Journal 1/28

I felt that the Radicalesbians article did a good job of making the term lesbian something which all women can identify with, a way all women in the movement can find common ground as part of the lesbian continuum. However, it seemed to me that the movement used lesbians and their personal experience of sexuality as a political tool. I know that prior to this era of sexual liberation, it was next to impossible for lesbians to express their sexuality. The movement made it not only OK, it celebrated lesbianism because of women's' ability to reject the socially constructed sex roles which depended on male supremacy. In spite of this, I feel that a woman's sexuality, or anyone else's, is a personal and private experience constructed of the love, lust, and passion that one feels for their lover/lovers, not a political issue completely open to be analyzed, debated, and used as a gauge of feminism and rebellion against male supremacy. I suppose this is an example of the way that radical feminists made the "personal political" yet I feel that it is part of the human experience and should be kept a personal, sensual issue rather than a tool for the argument of the radical movement.

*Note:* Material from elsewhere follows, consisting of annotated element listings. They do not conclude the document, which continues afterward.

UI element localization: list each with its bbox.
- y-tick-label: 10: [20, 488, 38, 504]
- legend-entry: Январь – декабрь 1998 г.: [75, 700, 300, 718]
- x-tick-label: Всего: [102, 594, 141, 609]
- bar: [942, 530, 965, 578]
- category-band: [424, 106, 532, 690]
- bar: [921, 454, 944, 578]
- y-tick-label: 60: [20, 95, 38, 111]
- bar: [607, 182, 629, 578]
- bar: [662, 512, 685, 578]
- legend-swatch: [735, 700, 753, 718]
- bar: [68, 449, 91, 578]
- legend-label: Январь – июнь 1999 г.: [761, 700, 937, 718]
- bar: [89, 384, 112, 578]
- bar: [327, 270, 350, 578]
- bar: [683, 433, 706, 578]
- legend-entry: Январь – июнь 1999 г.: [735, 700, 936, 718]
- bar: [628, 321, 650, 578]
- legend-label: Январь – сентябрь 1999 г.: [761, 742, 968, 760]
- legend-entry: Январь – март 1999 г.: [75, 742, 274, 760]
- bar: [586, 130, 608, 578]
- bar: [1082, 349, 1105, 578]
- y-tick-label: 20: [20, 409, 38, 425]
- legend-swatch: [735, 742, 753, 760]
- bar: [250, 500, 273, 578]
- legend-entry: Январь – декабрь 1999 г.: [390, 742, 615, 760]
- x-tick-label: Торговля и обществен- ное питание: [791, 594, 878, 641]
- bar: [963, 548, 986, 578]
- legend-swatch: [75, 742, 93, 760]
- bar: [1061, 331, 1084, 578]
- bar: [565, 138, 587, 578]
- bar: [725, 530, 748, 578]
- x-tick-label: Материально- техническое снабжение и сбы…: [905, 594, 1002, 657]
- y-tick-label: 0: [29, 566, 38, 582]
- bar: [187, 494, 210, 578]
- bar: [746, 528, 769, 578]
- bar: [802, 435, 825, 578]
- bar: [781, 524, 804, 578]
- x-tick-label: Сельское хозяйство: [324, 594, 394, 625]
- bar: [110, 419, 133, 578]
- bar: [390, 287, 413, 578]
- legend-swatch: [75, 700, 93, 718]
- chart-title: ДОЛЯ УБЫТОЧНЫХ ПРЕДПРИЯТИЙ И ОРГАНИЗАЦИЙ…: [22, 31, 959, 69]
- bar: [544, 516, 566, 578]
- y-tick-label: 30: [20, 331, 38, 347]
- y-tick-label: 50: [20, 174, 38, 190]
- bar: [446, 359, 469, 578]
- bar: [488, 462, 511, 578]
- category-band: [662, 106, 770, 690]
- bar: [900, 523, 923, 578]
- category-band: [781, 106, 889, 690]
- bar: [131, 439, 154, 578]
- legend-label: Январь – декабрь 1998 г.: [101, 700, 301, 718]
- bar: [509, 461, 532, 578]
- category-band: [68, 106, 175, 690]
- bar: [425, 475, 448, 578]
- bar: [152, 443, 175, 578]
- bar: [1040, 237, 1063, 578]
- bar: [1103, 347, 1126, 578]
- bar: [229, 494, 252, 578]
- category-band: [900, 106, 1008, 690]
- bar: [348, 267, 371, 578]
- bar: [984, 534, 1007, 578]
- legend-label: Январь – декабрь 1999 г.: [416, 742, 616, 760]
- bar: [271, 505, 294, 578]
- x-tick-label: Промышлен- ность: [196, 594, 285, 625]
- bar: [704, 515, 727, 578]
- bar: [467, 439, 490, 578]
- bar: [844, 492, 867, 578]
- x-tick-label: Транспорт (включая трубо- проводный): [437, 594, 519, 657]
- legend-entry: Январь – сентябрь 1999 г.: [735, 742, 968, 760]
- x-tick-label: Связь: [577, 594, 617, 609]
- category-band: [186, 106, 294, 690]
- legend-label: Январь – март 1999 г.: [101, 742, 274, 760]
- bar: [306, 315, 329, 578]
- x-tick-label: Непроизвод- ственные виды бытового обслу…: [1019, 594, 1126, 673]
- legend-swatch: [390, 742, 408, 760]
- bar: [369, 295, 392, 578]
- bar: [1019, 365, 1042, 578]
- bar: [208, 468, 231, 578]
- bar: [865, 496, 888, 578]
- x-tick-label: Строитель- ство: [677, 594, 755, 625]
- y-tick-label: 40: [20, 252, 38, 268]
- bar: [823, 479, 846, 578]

I do agree with the statements made in regards to the fact that homosexuality would be completely irrelevant if we did not live in a society marked by such rigid sex roles. It is said that sex roles dehumanize women in relation to the dominating male, yet I feel that this is an example of how this article is somewhat dated compared to the view of sex roles in today's society. The article says that the difference between lesbianism and women's heterosexuality is that in this society what it means to be a woman is getting fucked by men. I feel that feminists especially should have enough faith in the strength and assertiveness of one another to realize that we are not all seeing ourselves and our sex roles in relation to men. I am going to have to disagree with this because I enjoy sex thoroughly and I refuse to feel guilty if I want to sleep with a guy because I don't think this makes me a weak person or any less of a feminist. I'd like to know that whether I love sex with men or women is my personal choice, and something that I can enjoy (hopefully) rather than a reflection of political convictions which others may project upon my choice. I hope that I am a strong enough person to be able to transcend society's sex roles and retain my own identity, and I would hope that other women would be able to respect that.